Mathilde observait de derrière les carreaux embués les débuts des néophytes et partageait les rires de l’ensemble, faisant une haie d’honneur à chacun. Le spectacle était garanti les jours où les « touristes » venaient découvrir les joies de la glisse et des gamelles à répétition. Même s’ils n’avaient jamais posé les pieds sur des planches larges de quinze centimètres et longues de deux mètres, les paysans, les ouvriers de la vallée avaient un équilibre inné hérité d’une vie rude et n’ayant pas d’autre moyen de transport que leurs propres jambes. En revanche, les gens de la ville semblaient plus empruntés, plus gauches, maladroits sur les sentiers, peu rassurés sur le sol gelé, embarrassés sur ces planches insolites. Les hommes ayant toujours cette fierté propre aux mâles, un côté coq de basse-cour, osaient des trajectoires et des vitesses qui les emportaient là où ils ne maîtrisaient plus rien. S’en suivait d’impressionnantes chutes dans un nuage de poudreuse, sans aucun autre dommage qu’un amour propre bafoué par une salve de rires bientôt partagé par l’auteur lui-même. Les dames, plus prudentes, accompagnaient leurs évolutions plus ou moins équilibrées de cris stridents, d’interjections où se lisait leur caractère et leur éducation. Aucune ne se permettait des gros mots même dans les pires situations. Malgré toutes les précautions utilisées, cela finissait de la

même façon, avec toutefois un peu plus de grâce que leurs compagnons ne mettaient dans leurs cascades et saluées la plupart du temps par des applaudissements à la place de rires. L’ambiance restait bon enfant et nous mettions un point d’honneur à déstabiliser les plus adroits afin que tout le monde puisse goûter aux joies de plonger le visage dans la neige tendre.

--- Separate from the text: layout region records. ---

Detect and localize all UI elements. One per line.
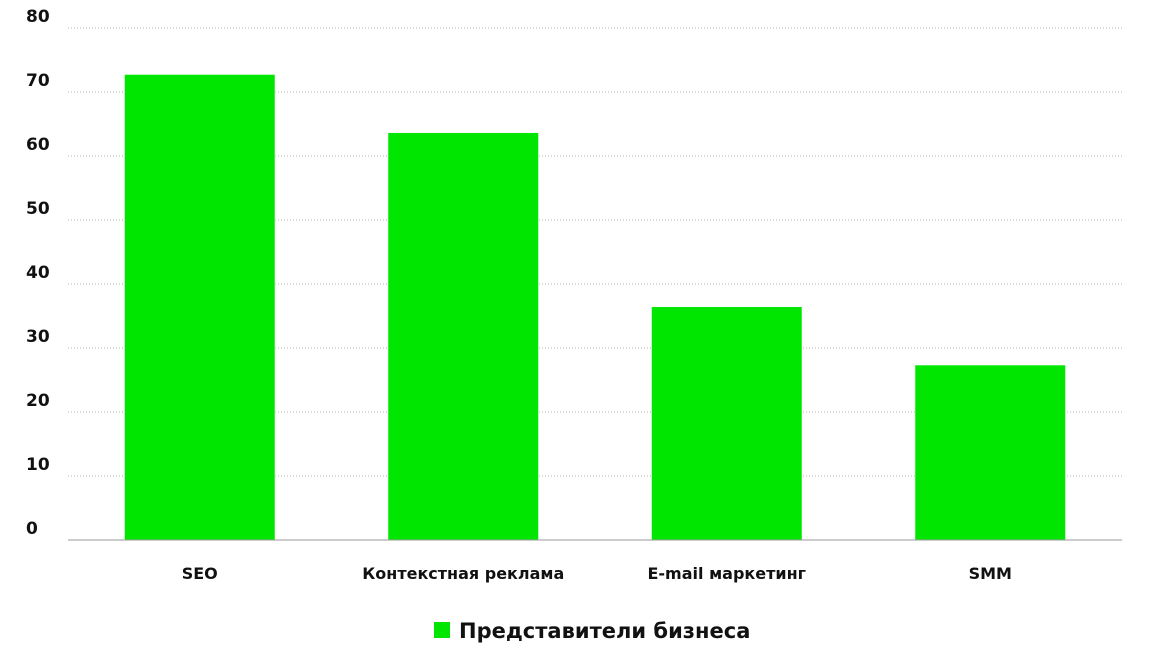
x-category-label: SEO [182, 564, 218, 583]
y-tick-label: 40 [26, 263, 50, 283]
bar [915, 365, 1066, 540]
y-tick-label: 30 [26, 327, 50, 347]
bar [651, 307, 802, 540]
y-tick-label: 10 [26, 455, 50, 475]
y-axis-ticks: 0 10 20 30 40 50 60 70 80 [26, 7, 50, 539]
x-category-label: Контекстная реклама [362, 564, 564, 583]
bars [124, 74, 1066, 540]
y-tick-label: 60 [26, 135, 50, 155]
bar [124, 74, 275, 540]
x-axis-categories: SEO Контекстная реклама E-mail маркетинг SM… [182, 564, 1012, 583]
y-tick-label: 50 [26, 199, 50, 219]
x-category-label: E-mail маркетинг [647, 564, 806, 583]
y-tick-label: 20 [26, 391, 50, 411]
y-tick-label: 80 [26, 7, 50, 27]
bar [388, 132, 539, 540]
x-category-label: SMM [969, 564, 1012, 583]
legend: Представители бизнеса [434, 619, 750, 643]
y-tick-label: 0 [26, 519, 38, 539]
legend-label: Представители бизнеса [459, 619, 750, 643]
legend-swatch [434, 622, 450, 638]
y-tick-label: 70 [26, 71, 50, 91]
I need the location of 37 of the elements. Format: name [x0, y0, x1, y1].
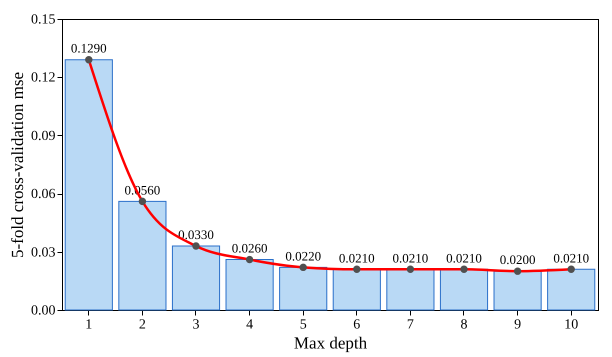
bar	[386, 268, 434, 310]
x-tick-label: 9	[514, 318, 522, 332]
data-label: 0.0200	[500, 252, 536, 268]
bar	[440, 268, 488, 310]
y-tick-label: 0.15	[31, 12, 56, 28]
data-label: 0.0210	[338, 250, 375, 266]
x-tick-label: 4	[246, 318, 254, 332]
x-tick-label: 6	[353, 318, 360, 332]
bar	[279, 266, 328, 310]
bar	[226, 259, 274, 310]
x-tick-label: 10	[564, 318, 578, 332]
bar	[172, 245, 220, 310]
y-tick-label: 0.00	[31, 304, 56, 318]
x-tick-label: 3	[192, 318, 200, 332]
data-label: 0.0210	[446, 250, 482, 266]
x-tick-label: 5	[300, 318, 307, 332]
x-tick-label: 7	[406, 318, 414, 332]
data-label: 0.0210	[553, 250, 590, 266]
bar	[118, 200, 166, 310]
y-tick-label: 0.09	[31, 128, 56, 144]
y-tick-label: 0.03	[31, 245, 56, 260]
bar	[547, 268, 596, 310]
data-label: 0.0210	[392, 250, 428, 266]
bar	[64, 59, 113, 310]
x-axis-title: Max depth	[294, 334, 368, 352]
data-label: 0.1290	[70, 40, 107, 56]
x-tick-label: 2	[138, 318, 146, 332]
data-label: 0.0220	[285, 248, 322, 264]
data-label: 0.0330	[178, 226, 214, 242]
x-tick-label: 8	[460, 318, 468, 332]
y-tick-label: 0.12	[31, 70, 56, 86]
y-axis-title: 5-fold cross-validation mse	[8, 72, 27, 258]
bar	[332, 268, 381, 310]
bar	[494, 270, 542, 310]
data-label: 0.0260	[232, 240, 268, 256]
y-tick-label: 0.06	[31, 187, 56, 202]
x-tick-label: 1	[85, 318, 92, 332]
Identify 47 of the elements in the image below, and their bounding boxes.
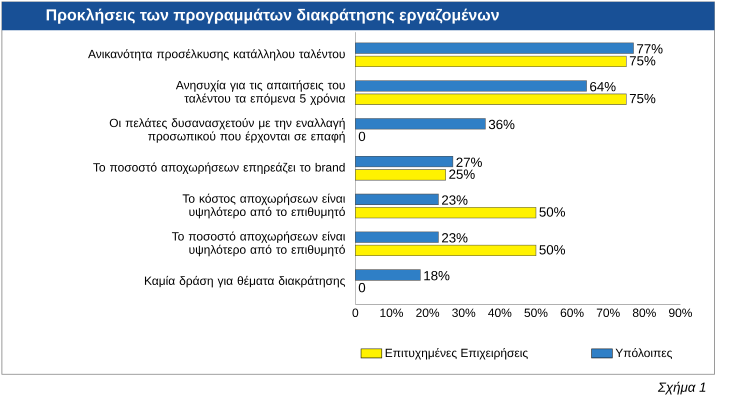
- x-tick-label: 20%: [416, 308, 440, 317]
- x-tick-label: 60%: [560, 308, 584, 317]
- bar: [355, 269, 421, 280]
- y-tick-label: Ανησυχία για τις απαιτήσεις του ταλέντου τα επόμενα 5 χρόνια: [176, 80, 346, 105]
- bar: [355, 169, 446, 180]
- x-tick-label: 90%: [669, 308, 692, 317]
- y-tick-label: Το κόστος αποχωρήσεων είναι υψηλότερο από το επιθυμητό: [182, 194, 346, 218]
- bar: [355, 156, 454, 168]
- bar: [355, 206, 536, 218]
- legend-label: Επιτυχημένες Επιχειρήσεις: [386, 348, 528, 360]
- y-tick-label: Το ποσοστό αποχωρήσεων είναι υψηλότερο από το επιθυμητό: [172, 231, 346, 256]
- data-label: 75%: [630, 56, 656, 66]
- legend-label: Υπόλοιπες: [616, 348, 672, 359]
- bar: [355, 194, 439, 205]
- chart-title: Προκλήσεις των προγραμμάτων διακράτησης εργαζομένων: [46, 8, 499, 24]
- x-tick-label: 50%: [524, 308, 548, 317]
- data-label: 25%: [449, 169, 475, 179]
- x-tick-label: 30%: [452, 308, 476, 317]
- x-tick-label: 10%: [380, 308, 404, 317]
- text: Σχήμα 1: [658, 382, 706, 394]
- x-tick-label: 0: [352, 308, 358, 317]
- data-label: 27%: [456, 157, 482, 167]
- x-tick-label: 40%: [488, 308, 512, 317]
- bar: [355, 42, 634, 54]
- data-label: 75%: [630, 94, 656, 104]
- x-tick-label: 80%: [632, 308, 656, 317]
- data-label: 23%: [442, 233, 468, 242]
- data-label: 23%: [442, 195, 468, 205]
- y-tick-label: Καμία δράση για θέματα διακράτησης: [144, 276, 346, 288]
- bar: [355, 94, 627, 105]
- data-label: 18%: [424, 270, 450, 280]
- data-label: 0: [358, 132, 366, 141]
- bar: [355, 118, 486, 130]
- bar: [355, 80, 587, 92]
- x-tick-label: 70%: [596, 308, 620, 317]
- bar: [355, 231, 439, 243]
- y-tick-label: Το ποσοστό αποχωρήσεων επηρεάζει το brand: [93, 162, 345, 174]
- data-label: 50%: [539, 207, 566, 217]
- data-label: 0: [358, 282, 366, 292]
- y-tick-label: Οι πελάτες δυσανασχετούν με την εναλλαγή προσωπικού που έρχονται σε επαφή: [110, 118, 345, 143]
- data-label: 77%: [637, 44, 663, 54]
- y-tick-label: Ανικανότητα προσέλκυσης κατάλληλου ταλέντου: [88, 48, 345, 60]
- bar: [355, 56, 627, 67]
- bar: [355, 244, 536, 256]
- data-label: 64%: [590, 82, 616, 92]
- data-label: 50%: [539, 244, 566, 254]
- data-label: 36%: [488, 120, 514, 130]
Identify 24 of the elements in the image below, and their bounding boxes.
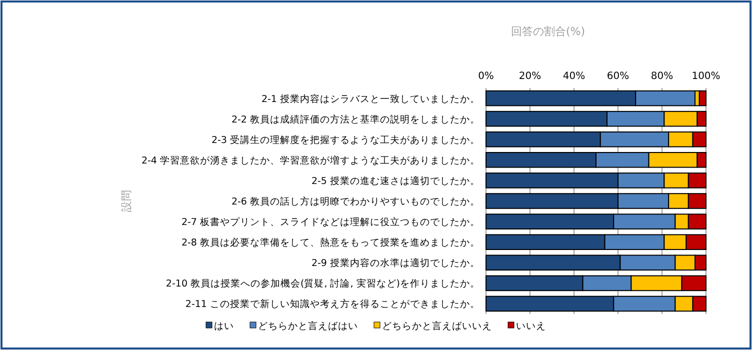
y-tick-label: 2-1 授業内容はシラバスと一致していましたか。 bbox=[261, 92, 480, 105]
x-tick-label: 0% bbox=[478, 71, 494, 82]
bar bbox=[698, 90, 706, 106]
x-tick-label: 20% bbox=[518, 71, 542, 82]
y-tick-label: 2-4 学習意欲が湧きましたか、学習意欲が増すような工夫がありましたか。 bbox=[141, 154, 480, 166]
y-tick-label: 2-5 授業の進む速さは適切でしたか。 bbox=[311, 174, 480, 187]
y-tick-label: 2-9 授業内容の水準は適切でしたか。 bbox=[311, 257, 480, 270]
x-tick-label: 60% bbox=[606, 71, 630, 82]
y-tick-label: 2-6 教員の話し方は明瞭でわかりやすいものでしたか。 bbox=[231, 196, 480, 208]
y-axis-title: 設問 bbox=[120, 190, 133, 212]
x-tick-label: 100% bbox=[692, 71, 720, 82]
y-tick-label: 2-11 この授業で新しい知識や考え方を得ることができましたか。 bbox=[185, 298, 480, 310]
y-tick-label: 2-10 教員は授業への参加機会(質疑, 討論, 実習など)を作りましたか。 bbox=[166, 278, 480, 290]
y-tick-label: 2-2 教員は成績評価の方法と基準の説明をしましたか。 bbox=[231, 113, 480, 126]
x-tick-label: 40% bbox=[562, 71, 586, 82]
legend-label: はい bbox=[214, 321, 234, 332]
x-axis-title: 回答の割合(%) bbox=[510, 25, 586, 38]
legend-label: どちらかと言えばいいえ bbox=[382, 320, 492, 332]
y-tick-label: 2-3 受講生の理解度を把握するような工夫がありましたか。 bbox=[211, 134, 480, 146]
legend-label: いいえ bbox=[516, 321, 546, 332]
legend-label: どちらかと言えばはい bbox=[258, 320, 358, 332]
y-tick-label: 2-8 教員は必要な準備をして、熱意をもって授業を進めましたか。 bbox=[181, 236, 480, 249]
y-tick-label: 2-7 板書やプリント、スライドなどは理解に役立つものでしたか。 bbox=[181, 216, 480, 228]
x-tick-label: 80% bbox=[650, 71, 674, 82]
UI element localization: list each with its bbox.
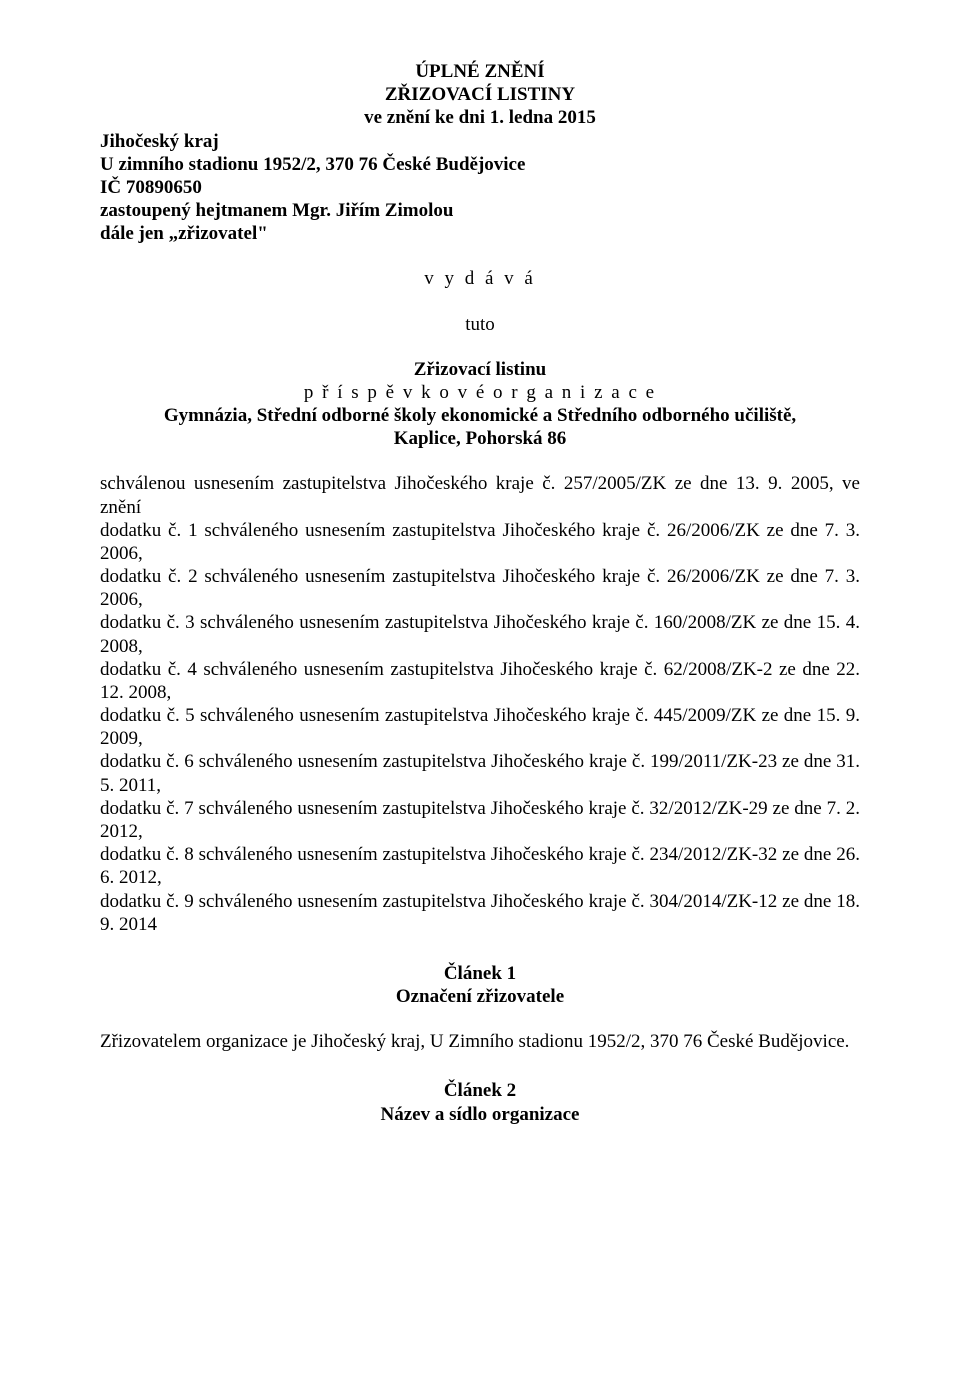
subject-block: Zřizovací listinu p ř í s p ě v k o v é …	[100, 358, 860, 451]
amendment-item: dodatku č. 9 schváleného usnesením zastu…	[100, 891, 860, 935]
article-2-heading: Článek 2 Název a sídlo organizace	[100, 1079, 860, 1125]
amendment-item: dodatku č. 5 schváleného usnesením zastu…	[100, 705, 860, 749]
issuer-representative: zastoupený hejtmanem Mgr. Jiřím Zimolou	[100, 200, 453, 221]
issuer-alias: dále jen „zřizovatel"	[100, 223, 268, 244]
title-line-3: ve znění ke dni 1. ledna 2015	[364, 107, 596, 128]
this-word: tuto	[100, 313, 860, 336]
issuer-name: Jihočeský kraj	[100, 131, 219, 152]
article-1-body: Zřizovatelem organizace je Jihočeský kra…	[100, 1030, 860, 1053]
issues-verb: v y d á v á	[100, 267, 860, 290]
amendment-item: dodatku č. 8 schváleného usnesením zastu…	[100, 844, 860, 888]
article-1-title: Označení zřizovatele	[396, 986, 564, 1007]
amendment-item: dodatku č. 2 schváleného usnesením zastu…	[100, 566, 860, 610]
issuer-address: U zimního stadionu 1952/2, 370 76 České …	[100, 154, 525, 175]
issuer-block: Jihočeský kraj U zimního stadionu 1952/2…	[100, 130, 860, 246]
document-page: ÚPLNÉ ZNĚNÍ ZŘIZOVACÍ LISTINY ve znění k…	[0, 0, 960, 1396]
article-1-heading: Článek 1 Označení zřizovatele	[100, 962, 860, 1008]
subject-line-1: Zřizovací listinu	[414, 359, 546, 380]
subject-line-2: p ř í s p ě v k o v é o r g a n i z a c …	[304, 382, 656, 403]
document-title: ÚPLNÉ ZNĚNÍ ZŘIZOVACÍ LISTINY ve znění k…	[100, 60, 860, 130]
article-1-number: Článek 1	[444, 963, 516, 984]
article-2-number: Článek 2	[444, 1080, 516, 1101]
amendment-item: dodatku č. 3 schváleného usnesením zastu…	[100, 612, 860, 656]
amendment-item: dodatku č. 4 schváleného usnesením zastu…	[100, 659, 860, 703]
article-2-title: Název a sídlo organizace	[381, 1104, 580, 1125]
title-line-1: ÚPLNÉ ZNĚNÍ	[415, 61, 544, 82]
amendment-item: dodatku č. 6 schváleného usnesením zastu…	[100, 751, 860, 795]
body-text: schválenou usnesením zastupitelstva Jiho…	[100, 472, 860, 935]
subject-line-3: Gymnázia, Střední odborné školy ekonomic…	[164, 405, 796, 426]
intro-text: schválenou usnesením zastupitelstva Jiho…	[100, 473, 860, 517]
amendment-item: dodatku č. 7 schváleného usnesením zastu…	[100, 798, 860, 842]
issuer-ic: IČ 70890650	[100, 177, 202, 198]
title-line-2: ZŘIZOVACÍ LISTINY	[385, 84, 575, 105]
subject-line-4: Kaplice, Pohorská 86	[394, 428, 567, 449]
amendment-item: dodatku č. 1 schváleného usnesením zastu…	[100, 520, 860, 564]
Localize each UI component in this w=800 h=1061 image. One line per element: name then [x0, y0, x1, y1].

Ces réunions enchantaient Mathilde autant que moi, cependant je préférais encore le style que j’avais découvert étant troufion dans ces hauts plateaux Jurassiens. Je chaussais mes skis, m’attelais, tel un cheval de trait, aux deux luges où les trois derniers prenaient place et nous traversions les immensités boisées jusqu’au faîte de la colline. Les gamins partaient alors devant, poussant des rires et des cris à chaque virage où, dans une pente plus marquée, ils prenaient de la vitesse. Je suivais, véritable mère poule, veillant sur mon petit monde, un sourire au cœur, l’esprit libre. J’étais heureux.